Using only the GRU layers

thinking process

I started from the beginning this time where I'll be going through the steps all over again but much faster. So this time I created 2 GRU cells with 32 hidden layers then feed it to the environment and saw that up to 4 players it was working partially without an sudden spikes here are there.

as for the input, A single observation was feed in to the network in the beginning and got a noisy plot. I assume that it fitted to a single value yet it can somehow move around the environment but still get a bad reward.

updating the network by only using the input

the next thing was input a whole sequence of data to the network, This gave me some promising result when considering all the other plots drawn so faw up to now. So in this position i experience that after adding the 4th player and running for some time the network explodes and goes it to complete randomness.

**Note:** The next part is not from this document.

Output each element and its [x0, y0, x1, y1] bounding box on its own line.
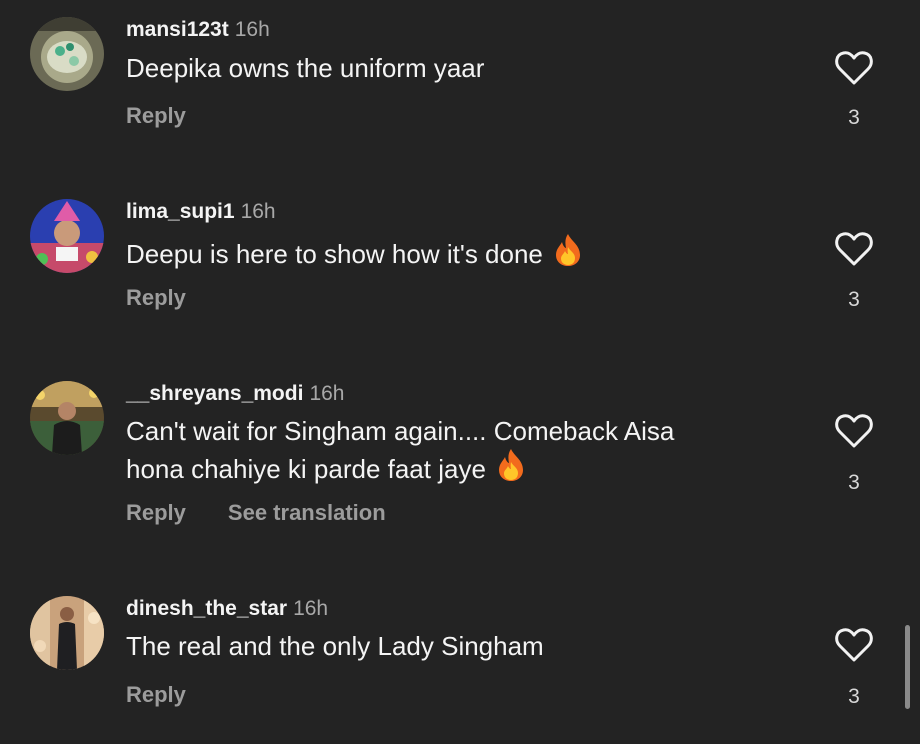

updating the network by the sequence but 2 GRU layers only

Here I saw that it can't learn because it didn't had enough parameters to learn the whole scenario. So the as for the next thing What i did was little bit hyper parameter tuning. Here I added num of layers in the GRU to 3. And as for the results the spikes have been minimized and the reward decay also has been reduced yet as for the overall reward process it goes down with a lower steep.

stacked GRU layers

Notes

Stacking multiple Gated Recurrent Unit (GRU) layers can be beneficial for a few reasons:

  • Increased model capacity: By stacking multiple GRU layers, the model can learn more complex representations of the input data. This allows the model to better capture the underlying patterns in the data and make more accurate predictions.

  • Improved Gradient Propagation: GRUs have gating mechanisms that control the flow of information through the network. Stacking multiple GRU layers can help maintain this flow of information through the network, allowing gradients to propagate more effectively during backpropagation.

  • Deeper Representations: Stacking multiple GRU layers can provide deeper representations of the input data. This can be useful for more complex tasks that require higher-level abstractions of the data.

  • Regularization: By adding more layers to the model, you can reduce overfitting by adding more degrees of freedom to the model.

However, it's important to keep in mind that stacking too many GRU layers can lead to overfitting and longer training times. It's generally a good idea to experiment with different numbers of layers and find the best number for your specific task and dataset.